Nervi tesi, in Venezuela per «la gran toma de Caracas» (la presa di Caracas), convocata per oggi dall’opposizione. Una prova di forza, nel paese e fuori, che per molti potrebbe anche finire male. In gioco, sempre la cacciata del presidente Nicolas Maduro. Un obiettivo che la Mesa de la Unidad Democratica (Mud, il cartello antichavista risultato maggioritario in Parlamento) potrebbe provare a raggiungere per la via legale, come prevede la Costituzione. Esaurita con profitto (e una montagna di brogli) la prima fase, ora il Consejo Nacional Electoral (Cne) ha stabilito le date per il secondo passaggio: dal 24 al 30 ottobre. In quella settimana, 3 giorni verranno dedicati alla raccolta delle firme necessarie per attivare il referendum. La Mud dovrà raccogliere il voto del 20% degli iscritti nelle liste elettorali di ognuno dei 23 Stati (più il distretto federale) di cui si compone il paese.

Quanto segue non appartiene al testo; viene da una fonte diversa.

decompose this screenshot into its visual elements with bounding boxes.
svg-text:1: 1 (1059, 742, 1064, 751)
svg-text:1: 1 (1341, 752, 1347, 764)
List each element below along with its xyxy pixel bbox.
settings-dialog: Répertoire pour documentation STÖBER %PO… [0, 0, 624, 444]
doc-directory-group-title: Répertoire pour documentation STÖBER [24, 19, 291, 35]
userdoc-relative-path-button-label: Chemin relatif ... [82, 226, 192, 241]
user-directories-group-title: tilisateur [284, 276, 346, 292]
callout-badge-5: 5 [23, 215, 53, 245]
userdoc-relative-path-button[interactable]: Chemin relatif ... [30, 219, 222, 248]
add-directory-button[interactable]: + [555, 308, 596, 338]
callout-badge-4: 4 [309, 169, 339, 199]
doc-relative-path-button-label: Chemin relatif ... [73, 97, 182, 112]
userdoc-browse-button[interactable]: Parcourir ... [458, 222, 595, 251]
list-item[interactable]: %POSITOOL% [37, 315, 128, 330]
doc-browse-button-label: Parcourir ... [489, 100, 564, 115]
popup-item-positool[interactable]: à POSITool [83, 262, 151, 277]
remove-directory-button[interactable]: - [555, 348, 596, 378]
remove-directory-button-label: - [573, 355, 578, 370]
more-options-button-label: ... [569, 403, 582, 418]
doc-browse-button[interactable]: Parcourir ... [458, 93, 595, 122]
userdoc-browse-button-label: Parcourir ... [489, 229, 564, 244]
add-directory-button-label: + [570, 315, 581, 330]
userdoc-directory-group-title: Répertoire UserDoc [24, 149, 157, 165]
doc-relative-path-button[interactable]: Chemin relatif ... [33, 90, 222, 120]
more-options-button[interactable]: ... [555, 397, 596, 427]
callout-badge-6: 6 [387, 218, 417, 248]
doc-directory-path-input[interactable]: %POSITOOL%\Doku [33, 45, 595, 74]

Il Cne ha più volte illustrato i tempi e le tappe previste dalla Costituzione per il referendum, già messo in moto (e perso) una volta contro Hugo Chavez. Le destre, però, vogliono saltare le tappe e arrivare al voto quest’anno. In quel caso, il presidente verrebbe sospeso dall’incarico e si andrebbe a nuove elezioni. Se, invece, venissero rispettati i tempi e il referendum avesse luogo l’anno prossimo, in caso di sconfitta del presidente, a concludere il mandato fino al 2019 sarebbe il suo vice, Aristobulo Isturiz. E proprio quest’ultimo ha denunciato le manovre pretestuose delle opposizioni, che non vogliono allentare «l’operazione tenaglia».

Il riferimento è a un documento militare del Pentagono, portato in luce dalla stampa, intitolato Operacion Venezuela Freedom-2 e firmato dall’ammiraglio Kurt Tidd, del Comando Sud degli Stati uniti. Nel capitolo «accerchiamento e asfissia» si descrivono le tappe dello strangolamento – economico, politico e mediatico – messo in atto contro Maduro, e il copione pensato per la Mud: «l’agenda comune» accordata per combinare «azioni di piazza con l’impiego calibrato della violenza armata».

Il documento delinea i contorni della «guerra non convenzionale», centrata su una «strategia di isolamento e discredito internazionale» per presentare quello venezuelano come un «sistema non democratico che non rispetta l’autonomia dei poteri». Un sistema fallito che ha provocato «crisi umanitaria». Azioni che mirano «alla creazione di un clima propizio all’applicazione della Carta democratica dell’Osa)». Un proposito che Luis Almagro, Segretario generale dell’Osa sta cercando di attuare con uno zelo fuori dal comune, assumendo in pieno i discorsi dell’opposizione. Un atteggiamento che ha provocato le proteste dell’America latina progressista.

Ieri, sono arrivati a sorpresa a Caracas i mediatori della Unasur, guidati dall’ex presidente spagnolo Zapatero: per invitare nuovamente al dialogo. Preoccupazione anche dai paesi dell’Alba, che hanno lanciato un «allarme» alla comunità internazionale. Il governo ha annunciato di aver arrestato «90 paramilitari» pronti a entrare in azione: anche attaccando i manifestanti di opposizione come durante il golpe contro Chavez del 2002. Sabato prossimo, a Roma (ore 17, Fori Imperiali, di fronte al Metro B), la rete Caracas Chiama organizza un presidio di solidarietà, insieme a un arco di movimenti, associazioni, sindacati e partiti della sinistra di alternativa.